LETlang

status: WIP version: 0.0.0 license: MIT

Letlang is a general purpose functional programming language.

Implemented in Rust, it compiles to Rust, allowing you to target any platform supported by LLVM.

Work In Progress

Letlang is in a very early stage.

The documentation and code examples you may find on this website are NOT definitive and may be subject to change.



Dynamic Type System


class even(n: int) {
  n % 2 = 0;
}

class odd(n: int & !even);

A value does not have a single type, instead the type definition determines what value it contains.

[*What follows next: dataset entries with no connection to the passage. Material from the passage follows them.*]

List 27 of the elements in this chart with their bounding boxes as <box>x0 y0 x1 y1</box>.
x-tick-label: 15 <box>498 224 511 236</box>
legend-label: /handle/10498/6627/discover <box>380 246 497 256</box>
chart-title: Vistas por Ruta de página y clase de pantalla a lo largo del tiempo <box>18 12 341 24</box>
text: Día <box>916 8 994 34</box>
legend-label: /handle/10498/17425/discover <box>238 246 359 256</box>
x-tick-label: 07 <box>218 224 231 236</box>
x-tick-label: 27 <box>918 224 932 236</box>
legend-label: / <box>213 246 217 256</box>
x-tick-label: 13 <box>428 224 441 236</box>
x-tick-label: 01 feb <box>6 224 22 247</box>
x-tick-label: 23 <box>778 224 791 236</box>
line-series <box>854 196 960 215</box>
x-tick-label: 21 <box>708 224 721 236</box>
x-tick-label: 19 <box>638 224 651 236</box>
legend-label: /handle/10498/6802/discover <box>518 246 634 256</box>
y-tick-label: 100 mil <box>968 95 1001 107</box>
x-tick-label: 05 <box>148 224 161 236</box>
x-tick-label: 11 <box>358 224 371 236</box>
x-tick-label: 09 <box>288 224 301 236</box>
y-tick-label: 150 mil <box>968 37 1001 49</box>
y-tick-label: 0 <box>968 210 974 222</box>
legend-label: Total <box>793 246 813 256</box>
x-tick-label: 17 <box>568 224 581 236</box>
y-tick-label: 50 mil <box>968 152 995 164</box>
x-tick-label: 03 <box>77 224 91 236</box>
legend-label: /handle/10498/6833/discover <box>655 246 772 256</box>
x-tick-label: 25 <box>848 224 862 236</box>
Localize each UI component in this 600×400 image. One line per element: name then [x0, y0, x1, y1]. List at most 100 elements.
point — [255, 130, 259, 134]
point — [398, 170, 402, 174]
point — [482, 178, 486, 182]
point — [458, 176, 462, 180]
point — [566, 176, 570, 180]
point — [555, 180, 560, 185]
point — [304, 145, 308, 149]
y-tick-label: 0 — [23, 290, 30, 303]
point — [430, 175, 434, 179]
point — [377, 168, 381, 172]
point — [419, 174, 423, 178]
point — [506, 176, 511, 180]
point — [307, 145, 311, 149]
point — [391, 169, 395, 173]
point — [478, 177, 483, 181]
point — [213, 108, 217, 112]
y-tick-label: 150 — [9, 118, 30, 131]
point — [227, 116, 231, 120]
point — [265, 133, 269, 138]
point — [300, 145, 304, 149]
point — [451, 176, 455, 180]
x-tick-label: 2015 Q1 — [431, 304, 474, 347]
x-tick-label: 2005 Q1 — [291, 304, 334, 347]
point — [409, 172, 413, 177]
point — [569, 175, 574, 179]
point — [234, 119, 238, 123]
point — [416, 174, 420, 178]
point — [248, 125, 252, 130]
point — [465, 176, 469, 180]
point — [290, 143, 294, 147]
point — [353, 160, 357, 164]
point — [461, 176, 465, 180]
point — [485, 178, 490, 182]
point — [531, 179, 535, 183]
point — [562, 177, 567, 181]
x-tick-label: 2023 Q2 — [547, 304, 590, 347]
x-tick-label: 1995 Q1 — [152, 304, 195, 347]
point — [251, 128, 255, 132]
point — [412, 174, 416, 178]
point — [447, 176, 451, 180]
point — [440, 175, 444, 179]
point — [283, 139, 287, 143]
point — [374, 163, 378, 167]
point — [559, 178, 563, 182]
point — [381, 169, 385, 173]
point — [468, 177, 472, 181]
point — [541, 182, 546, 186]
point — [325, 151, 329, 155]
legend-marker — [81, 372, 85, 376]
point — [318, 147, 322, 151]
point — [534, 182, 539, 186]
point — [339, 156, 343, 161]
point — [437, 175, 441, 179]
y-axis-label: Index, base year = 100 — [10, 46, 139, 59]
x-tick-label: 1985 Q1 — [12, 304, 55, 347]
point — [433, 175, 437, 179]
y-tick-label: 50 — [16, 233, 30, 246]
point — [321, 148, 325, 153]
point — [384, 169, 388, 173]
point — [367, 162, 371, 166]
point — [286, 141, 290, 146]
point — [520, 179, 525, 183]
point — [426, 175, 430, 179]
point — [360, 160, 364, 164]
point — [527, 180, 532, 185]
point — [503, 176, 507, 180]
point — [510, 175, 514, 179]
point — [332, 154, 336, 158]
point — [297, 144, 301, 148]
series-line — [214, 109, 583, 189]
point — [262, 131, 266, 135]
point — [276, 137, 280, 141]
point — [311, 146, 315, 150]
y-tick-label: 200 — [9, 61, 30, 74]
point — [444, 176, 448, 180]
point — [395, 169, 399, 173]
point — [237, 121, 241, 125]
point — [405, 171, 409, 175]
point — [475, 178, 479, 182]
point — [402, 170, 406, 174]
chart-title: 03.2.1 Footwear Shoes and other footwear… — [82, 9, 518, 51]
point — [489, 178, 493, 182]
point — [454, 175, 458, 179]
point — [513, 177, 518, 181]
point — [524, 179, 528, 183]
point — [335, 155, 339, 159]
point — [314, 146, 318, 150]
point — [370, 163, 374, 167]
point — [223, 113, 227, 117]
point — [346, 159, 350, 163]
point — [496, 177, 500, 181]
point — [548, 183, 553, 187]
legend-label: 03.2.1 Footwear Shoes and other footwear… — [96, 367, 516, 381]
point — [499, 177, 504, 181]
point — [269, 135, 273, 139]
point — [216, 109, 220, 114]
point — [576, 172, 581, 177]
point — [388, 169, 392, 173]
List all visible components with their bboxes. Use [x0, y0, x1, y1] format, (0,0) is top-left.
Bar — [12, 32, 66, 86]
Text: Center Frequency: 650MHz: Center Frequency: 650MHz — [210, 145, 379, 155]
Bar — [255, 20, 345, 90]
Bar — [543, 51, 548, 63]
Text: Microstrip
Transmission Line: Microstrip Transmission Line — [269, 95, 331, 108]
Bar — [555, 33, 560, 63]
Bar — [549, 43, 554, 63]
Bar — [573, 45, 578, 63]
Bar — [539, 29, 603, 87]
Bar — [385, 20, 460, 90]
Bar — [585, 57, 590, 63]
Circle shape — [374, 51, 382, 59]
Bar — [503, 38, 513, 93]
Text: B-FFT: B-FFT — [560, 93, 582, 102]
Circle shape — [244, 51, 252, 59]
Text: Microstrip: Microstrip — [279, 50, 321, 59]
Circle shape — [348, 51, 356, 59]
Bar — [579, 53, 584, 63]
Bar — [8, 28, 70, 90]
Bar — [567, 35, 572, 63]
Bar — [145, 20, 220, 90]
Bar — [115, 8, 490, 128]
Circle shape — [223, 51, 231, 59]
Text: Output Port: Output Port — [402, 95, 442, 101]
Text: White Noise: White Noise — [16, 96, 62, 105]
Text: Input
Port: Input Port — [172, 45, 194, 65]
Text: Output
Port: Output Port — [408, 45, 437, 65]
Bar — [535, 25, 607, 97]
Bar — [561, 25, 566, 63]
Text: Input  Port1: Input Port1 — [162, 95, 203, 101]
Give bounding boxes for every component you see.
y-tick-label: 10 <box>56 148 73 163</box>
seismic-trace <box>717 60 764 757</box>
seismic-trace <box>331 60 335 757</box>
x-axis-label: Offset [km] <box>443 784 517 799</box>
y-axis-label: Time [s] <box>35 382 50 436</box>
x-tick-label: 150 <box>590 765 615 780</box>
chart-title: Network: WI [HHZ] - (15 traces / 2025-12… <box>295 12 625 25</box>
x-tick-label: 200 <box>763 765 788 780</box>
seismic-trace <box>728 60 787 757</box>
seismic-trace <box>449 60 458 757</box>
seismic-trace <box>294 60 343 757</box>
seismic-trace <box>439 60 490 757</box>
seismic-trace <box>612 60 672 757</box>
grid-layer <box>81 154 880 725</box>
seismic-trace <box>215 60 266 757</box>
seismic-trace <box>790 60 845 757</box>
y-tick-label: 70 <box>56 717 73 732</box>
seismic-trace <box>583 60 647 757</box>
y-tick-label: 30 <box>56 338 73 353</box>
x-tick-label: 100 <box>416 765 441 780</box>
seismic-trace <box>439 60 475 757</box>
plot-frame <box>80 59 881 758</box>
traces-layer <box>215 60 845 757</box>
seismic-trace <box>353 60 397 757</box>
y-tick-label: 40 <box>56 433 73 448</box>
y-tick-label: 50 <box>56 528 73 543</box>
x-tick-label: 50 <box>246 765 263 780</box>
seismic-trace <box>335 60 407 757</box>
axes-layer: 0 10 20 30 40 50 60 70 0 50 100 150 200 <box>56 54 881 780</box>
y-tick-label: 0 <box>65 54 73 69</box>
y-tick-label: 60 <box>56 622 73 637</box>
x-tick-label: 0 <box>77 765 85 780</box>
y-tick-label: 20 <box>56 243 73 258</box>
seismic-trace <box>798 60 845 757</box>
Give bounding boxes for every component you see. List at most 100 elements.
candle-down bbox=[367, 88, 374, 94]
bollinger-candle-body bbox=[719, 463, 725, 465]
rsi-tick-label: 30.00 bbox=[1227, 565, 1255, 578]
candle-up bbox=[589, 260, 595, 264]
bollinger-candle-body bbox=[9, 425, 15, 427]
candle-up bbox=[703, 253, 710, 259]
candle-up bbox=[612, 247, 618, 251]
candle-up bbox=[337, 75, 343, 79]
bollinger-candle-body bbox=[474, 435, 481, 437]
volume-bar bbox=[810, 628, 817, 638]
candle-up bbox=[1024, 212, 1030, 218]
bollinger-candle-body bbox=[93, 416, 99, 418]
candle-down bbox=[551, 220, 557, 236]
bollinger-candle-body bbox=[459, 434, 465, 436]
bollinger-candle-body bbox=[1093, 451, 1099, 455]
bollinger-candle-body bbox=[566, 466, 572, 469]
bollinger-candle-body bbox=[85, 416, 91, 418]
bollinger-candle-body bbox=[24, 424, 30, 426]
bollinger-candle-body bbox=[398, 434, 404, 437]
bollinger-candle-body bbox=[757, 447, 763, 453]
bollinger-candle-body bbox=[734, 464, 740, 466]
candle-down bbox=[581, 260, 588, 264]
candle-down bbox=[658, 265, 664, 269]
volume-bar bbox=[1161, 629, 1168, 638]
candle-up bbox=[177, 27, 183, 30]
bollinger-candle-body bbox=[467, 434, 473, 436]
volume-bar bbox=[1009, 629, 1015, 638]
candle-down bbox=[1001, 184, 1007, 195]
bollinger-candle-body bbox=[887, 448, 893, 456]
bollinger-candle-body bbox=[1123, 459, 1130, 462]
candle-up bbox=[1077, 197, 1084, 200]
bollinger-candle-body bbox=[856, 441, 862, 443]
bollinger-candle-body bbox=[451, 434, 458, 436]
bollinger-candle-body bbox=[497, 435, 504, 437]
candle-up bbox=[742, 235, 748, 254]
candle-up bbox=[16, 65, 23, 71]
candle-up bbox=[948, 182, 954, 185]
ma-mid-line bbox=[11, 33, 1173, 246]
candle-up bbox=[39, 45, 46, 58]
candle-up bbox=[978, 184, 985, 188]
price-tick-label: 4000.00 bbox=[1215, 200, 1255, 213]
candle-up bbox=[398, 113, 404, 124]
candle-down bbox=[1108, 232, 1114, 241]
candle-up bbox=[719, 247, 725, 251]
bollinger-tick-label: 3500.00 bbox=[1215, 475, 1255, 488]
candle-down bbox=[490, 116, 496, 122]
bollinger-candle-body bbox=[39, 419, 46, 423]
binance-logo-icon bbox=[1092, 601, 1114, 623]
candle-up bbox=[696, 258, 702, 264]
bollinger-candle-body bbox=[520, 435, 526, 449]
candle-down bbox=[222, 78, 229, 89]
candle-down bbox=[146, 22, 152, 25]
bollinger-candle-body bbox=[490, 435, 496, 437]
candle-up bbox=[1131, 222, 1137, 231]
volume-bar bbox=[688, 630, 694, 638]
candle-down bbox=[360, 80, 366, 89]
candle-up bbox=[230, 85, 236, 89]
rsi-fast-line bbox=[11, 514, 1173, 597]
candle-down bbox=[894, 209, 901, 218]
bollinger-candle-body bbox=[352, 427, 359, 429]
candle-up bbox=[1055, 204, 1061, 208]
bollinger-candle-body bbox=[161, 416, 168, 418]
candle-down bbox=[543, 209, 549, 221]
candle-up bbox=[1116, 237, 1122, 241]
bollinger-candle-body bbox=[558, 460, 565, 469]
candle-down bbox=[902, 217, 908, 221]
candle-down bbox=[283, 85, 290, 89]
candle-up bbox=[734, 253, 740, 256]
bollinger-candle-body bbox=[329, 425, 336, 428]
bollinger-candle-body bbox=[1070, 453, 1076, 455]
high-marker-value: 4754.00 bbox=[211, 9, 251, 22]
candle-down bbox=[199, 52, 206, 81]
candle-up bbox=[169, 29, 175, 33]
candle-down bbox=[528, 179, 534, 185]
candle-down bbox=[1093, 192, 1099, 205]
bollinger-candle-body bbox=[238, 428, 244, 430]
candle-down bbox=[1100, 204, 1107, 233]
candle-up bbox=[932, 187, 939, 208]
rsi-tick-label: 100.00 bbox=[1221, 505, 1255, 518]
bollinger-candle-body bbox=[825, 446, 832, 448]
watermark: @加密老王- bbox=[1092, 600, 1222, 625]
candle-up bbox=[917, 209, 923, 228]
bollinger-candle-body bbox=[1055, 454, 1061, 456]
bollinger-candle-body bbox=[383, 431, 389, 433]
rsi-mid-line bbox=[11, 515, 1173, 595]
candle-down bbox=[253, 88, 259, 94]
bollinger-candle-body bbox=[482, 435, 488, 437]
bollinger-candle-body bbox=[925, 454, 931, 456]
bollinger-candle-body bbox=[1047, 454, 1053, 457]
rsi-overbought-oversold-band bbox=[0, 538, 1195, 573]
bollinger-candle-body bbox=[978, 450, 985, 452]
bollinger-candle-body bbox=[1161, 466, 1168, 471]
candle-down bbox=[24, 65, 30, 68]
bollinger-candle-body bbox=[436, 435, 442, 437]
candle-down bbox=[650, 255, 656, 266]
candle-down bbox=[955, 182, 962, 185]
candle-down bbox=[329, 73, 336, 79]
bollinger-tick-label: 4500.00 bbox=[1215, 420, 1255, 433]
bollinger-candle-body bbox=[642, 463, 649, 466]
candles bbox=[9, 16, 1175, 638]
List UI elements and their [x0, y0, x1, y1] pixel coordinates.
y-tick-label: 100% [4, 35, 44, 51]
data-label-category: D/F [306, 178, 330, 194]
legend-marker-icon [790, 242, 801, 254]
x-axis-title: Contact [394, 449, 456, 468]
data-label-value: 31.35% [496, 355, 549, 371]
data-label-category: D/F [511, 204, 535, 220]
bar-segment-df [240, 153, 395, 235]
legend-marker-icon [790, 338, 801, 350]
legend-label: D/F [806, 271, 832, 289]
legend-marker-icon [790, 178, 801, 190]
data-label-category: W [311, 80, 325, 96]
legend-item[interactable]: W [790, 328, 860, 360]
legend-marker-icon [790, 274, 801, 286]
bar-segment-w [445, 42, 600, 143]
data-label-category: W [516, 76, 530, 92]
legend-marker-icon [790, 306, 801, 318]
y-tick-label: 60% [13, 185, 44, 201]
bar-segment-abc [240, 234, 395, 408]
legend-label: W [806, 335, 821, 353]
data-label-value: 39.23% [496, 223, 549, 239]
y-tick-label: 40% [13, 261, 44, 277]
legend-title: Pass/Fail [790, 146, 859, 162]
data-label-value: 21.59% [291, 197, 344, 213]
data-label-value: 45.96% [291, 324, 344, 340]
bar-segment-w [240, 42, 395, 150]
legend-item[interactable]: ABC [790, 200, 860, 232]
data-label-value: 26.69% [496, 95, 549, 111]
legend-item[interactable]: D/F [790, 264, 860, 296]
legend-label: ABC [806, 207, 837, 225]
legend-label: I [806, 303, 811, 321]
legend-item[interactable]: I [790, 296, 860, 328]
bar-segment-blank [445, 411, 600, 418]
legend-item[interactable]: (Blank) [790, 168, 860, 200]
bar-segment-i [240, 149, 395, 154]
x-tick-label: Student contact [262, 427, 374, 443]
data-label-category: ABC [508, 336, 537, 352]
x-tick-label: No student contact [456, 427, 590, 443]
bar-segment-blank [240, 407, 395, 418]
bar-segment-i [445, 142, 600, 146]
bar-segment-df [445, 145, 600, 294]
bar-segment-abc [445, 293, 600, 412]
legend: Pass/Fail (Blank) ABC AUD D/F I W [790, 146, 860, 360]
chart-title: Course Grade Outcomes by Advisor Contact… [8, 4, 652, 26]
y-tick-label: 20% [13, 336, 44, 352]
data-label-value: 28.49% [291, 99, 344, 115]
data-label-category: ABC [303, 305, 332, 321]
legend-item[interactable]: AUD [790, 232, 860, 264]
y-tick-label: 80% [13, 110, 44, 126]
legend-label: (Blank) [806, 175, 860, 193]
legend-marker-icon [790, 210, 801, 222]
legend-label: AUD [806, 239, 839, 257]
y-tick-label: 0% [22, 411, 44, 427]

42 is a number, an int, an even but not an odd.

Pattern Matching


(@ok, val) := (@ok, 42);

(@ok, res) := (@error, @oops); # error

(a, b) := (1, 2);
The := operator is a pattern matching operator, used to bind values to new variables, and extract values from complex data structures.

Side Effects


effect log(msg: string) -> @ok;
do {
  @ok := perform log("hello");
}
intercept log(msg) {
  std::io::println(msg);
};
Delegate the handling of side effects to the caller, or let them bubble up to the Letlang runtime.

Actor Based Concurrency


func task() -> @ok {
  # do something
  @ok;
}

func main() -> @ok {
  (@ok, proc_id) := spawn task();
  # do something
  @ok;
}

Run any function in a new Letlang process (concurrent task), inspired by Erlang’s design, and backed by Tokio.

Your program will live as long as there is a running process, even if the main() function returned.

Every process have a unique identifier (pid) used for communication and monitoring.

Message Passing


(@ok, proc_id) := spawn task(std::proc::self());
# send a signal to this process on exit
std::proc::link(proc_id);

receive { # blocks until signal is received
  message(proc_id, msg) => {
    # message signal received
  },
  exited(proc_id, reason) => {
    # exit signal received
  },
};
@ok := std::proc::send(proc_id, "hello");

Each process have a mailbox where signals can be queued. There exist 2 kinds of signal: message and exited.

Processes can send messages to each others. When a process exits (or crashes), an exited signal is sent to every linked process.

Immutable & No GC


a := 1;
# rebinding to a new value
# does not mutate the previous value
a := 2;
a := 1;

do {
  a := 2;
  # this binding goes out of scope
};

# a equals 1

Variables are bound to values during the lifetime of a scope. They can be rebound to new values, but the previous value is not mutated. There is no mutable state, let alone shared mutable state.

Letlang relies on Rust’s ownership semantics to free the memory when objects go out of scope, making it free of any Garbage Collector.